Afmaken dus! Maar hier geeft de gemeente niet thuis. En dat leidt tot frustratie. Want enerzijds kiest het gemeentebestuur bewust voor vernaturing van de stad, anderzijds wordt niets gedaan om de natuur een beetje in toom te houden. Zolang bijen een handje worden geholpen om ook in de stad weer een plekje te vinden, geen probleem. Maar zodra ratten over de terrassen lopen en het aangenaam verpozen onderbreken, krijgt Eindhoven langzaam maar zeker een probleem. Het paradijs dreigt een jungle te worden die de stad overwoekert en het leven verdort. Maai, brandt, schoffel en borstel voor het te laat is! En aan de ratten mag ook best wat worden gedaan voordat ze het inwonertal overschrijden.
Ha Hans, wat een bijzonder artikel! En niet alleen in Eindhoven een probleem. Mijn kat in Best vangt er geregeld eentje… Lang geleden dat we elkaar spraken, Bratislava?
Heel hartelijke groet,
Anke Nollen
Ik kan me helemaal vinden in bovenstaande. Ik had hier vorig jaar ook al in het ED een stuk over geschreven. Ach ja, ik denk dat wij al belasting betalers aan een dood paard zitten te trekken.
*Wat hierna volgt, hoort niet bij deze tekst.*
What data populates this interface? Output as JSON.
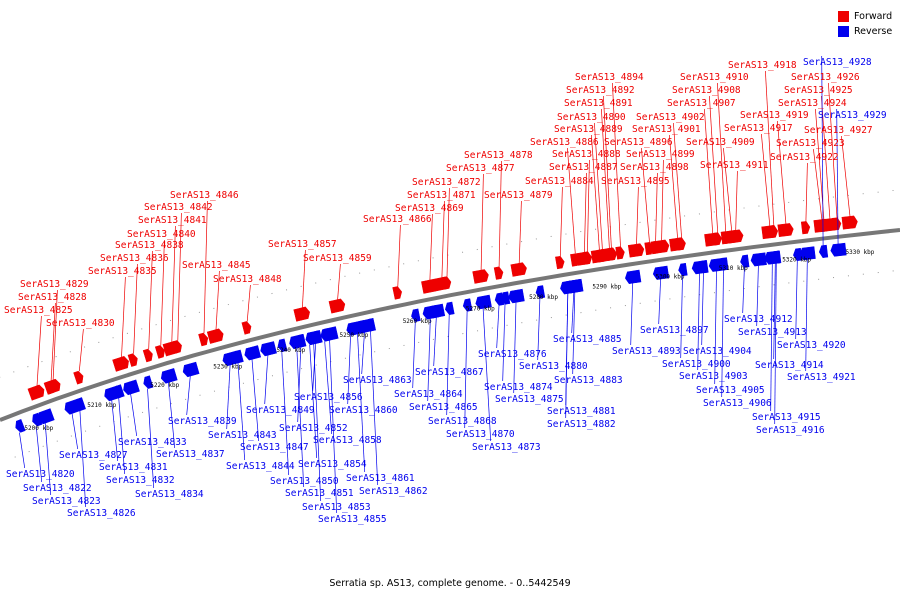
{
  "legend": {
    "forward_label": "Forward",
    "reverse_label": "Reverse",
    "forward_color": "#ee0000",
    "reverse_color": "#0000ee"
  },
  "caption": "Serratia sp. AS13, complete genome. - 0..5442549",
  "ticks": [
    "5200 kbp",
    "5210 kbp",
    "5220 kbp",
    "5230 kbp",
    "5240 kbp",
    "5250 kbp",
    "5260 kbp",
    "5270 kbp",
    "5280 kbp",
    "5290 kbp",
    "5300 kbp",
    "5310 kbp",
    "5320 kbp",
    "5330 kbp"
  ],
  "forward_genes": [
    "SerAS13_4825",
    "SerAS13_4828",
    "SerAS13_4829",
    "SerAS13_4830",
    "SerAS13_4835",
    "SerAS13_4836",
    "SerAS13_4838",
    "SerAS13_4840",
    "SerAS13_4841",
    "SerAS13_4842",
    "SerAS13_4846",
    "SerAS13_4845",
    "SerAS13_4848",
    "SerAS13_4857",
    "SerAS13_4859",
    "SerAS13_4866",
    "SerAS13_4869",
    "SerAS13_4871",
    "SerAS13_4872",
    "SerAS13_4877",
    "SerAS13_4878",
    "SerAS13_4879",
    "SerAS13_4884",
    "SerAS13_4886",
    "SerAS13_4887",
    "SerAS13_4888",
    "SerAS13_4889",
    "SerAS13_4890",
    "SerAS13_4891",
    "SerAS13_4892",
    "SerAS13_4894",
    "SerAS13_4895",
    "SerAS13_4896",
    "SerAS13_4898",
    "SerAS13_4899",
    "SerAS13_4901",
    "SerAS13_4902",
    "SerAS13_4907",
    "SerAS13_4908",
    "SerAS13_4909",
    "SerAS13_4910",
    "SerAS13_4911",
    "SerAS13_4917",
    "SerAS13_4918",
    "SerAS13_4919",
    "SerAS13_4922",
    "SerAS13_4923",
    "SerAS13_4924",
    "SerAS13_4925",
    "SerAS13_4926",
    "SerAS13_4927"
  ],
  "reverse_genes": [
    "SerAS13_4820",
    "SerAS13_4822",
    "SerAS13_4823",
    "SerAS13_4826",
    "SerAS13_4827",
    "SerAS13_4831",
    "SerAS13_4832",
    "SerAS13_4833",
    "SerAS13_4834",
    "SerAS13_4837",
    "SerAS13_4839",
    "SerAS13_4843",
    "SerAS13_4844",
    "SerAS13_4847",
    "SerAS13_4849",
    "SerAS13_4850",
    "SerAS13_4851",
    "SerAS13_4852",
    "SerAS13_4853",
    "SerAS13_4854",
    "SerAS13_4855",
    "SerAS13_4856",
    "SerAS13_4858",
    "SerAS13_4860",
    "SerAS13_4861",
    "SerAS13_4862",
    "SerAS13_4863",
    "SerAS13_4864",
    "SerAS13_4865",
    "SerAS13_4867",
    "SerAS13_4868",
    "SerAS13_4870",
    "SerAS13_4873",
    "SerAS13_4874",
    "SerAS13_4875",
    "SerAS13_4876",
    "SerAS13_4880",
    "SerAS13_4881",
    "SerAS13_4882",
    "SerAS13_4883",
    "SerAS13_4885",
    "SerAS13_4893",
    "SerAS13_4897",
    "SerAS13_4900",
    "SerAS13_4903",
    "SerAS13_4904",
    "SerAS13_4905",
    "SerAS13_4906",
    "SerAS13_4912",
    "SerAS13_4913",
    "SerAS13_4914",
    "SerAS13_4915",
    "SerAS13_4916",
    "SerAS13_4920",
    "SerAS13_4921",
    "SerAS13_4928",
    "SerAS13_4929"
  ]
}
Eindhoven staat bekend als de stad van kennis en innovatie, maar ook om haar ‘groene’ karakter, iets waar onze lokale politici trots op zijn. Maar ervaren de inwoners dit ook zo? Het is soms een uitdaging om door de stad te lopen zonder te struikelen over losse stoeptegels of door onkruid overwoekerde straten, wat Eindhoven een onbedoelde ‘wilde’ charme geeft.
De verschillen tussen de wijken zijn opvallend. Terwijl Blixembosch goed wordt onderhouden, lijken wijken zoals de Achtse Barrier en de Genderbeemd eerder op jungles. Sommige wijken hebben het geluk dat commerciële groenbedrijven hun groenvoorziening onderhouden, terwijl andere moeten vertrouwen op de Ergon. Dit roept vragen op over de controle op deze werkzaamheden. Waarom wordt zoveel onkruid getolereerd? Misschien houdt een verantwoordelijke ambtenaar van een natuurlijke uitstraling.
Wandelen door Eindhoven betekent vaak naar beneden kijken om losse tegels en onkruid te vermijden. Dit is blijkbaar een nieuw soort charme voor de stad. Want wie heeft er behoefte aan een goed onderhouden stad? Met al onze kennis en innovatie zijn er wel belangrijkere zaken.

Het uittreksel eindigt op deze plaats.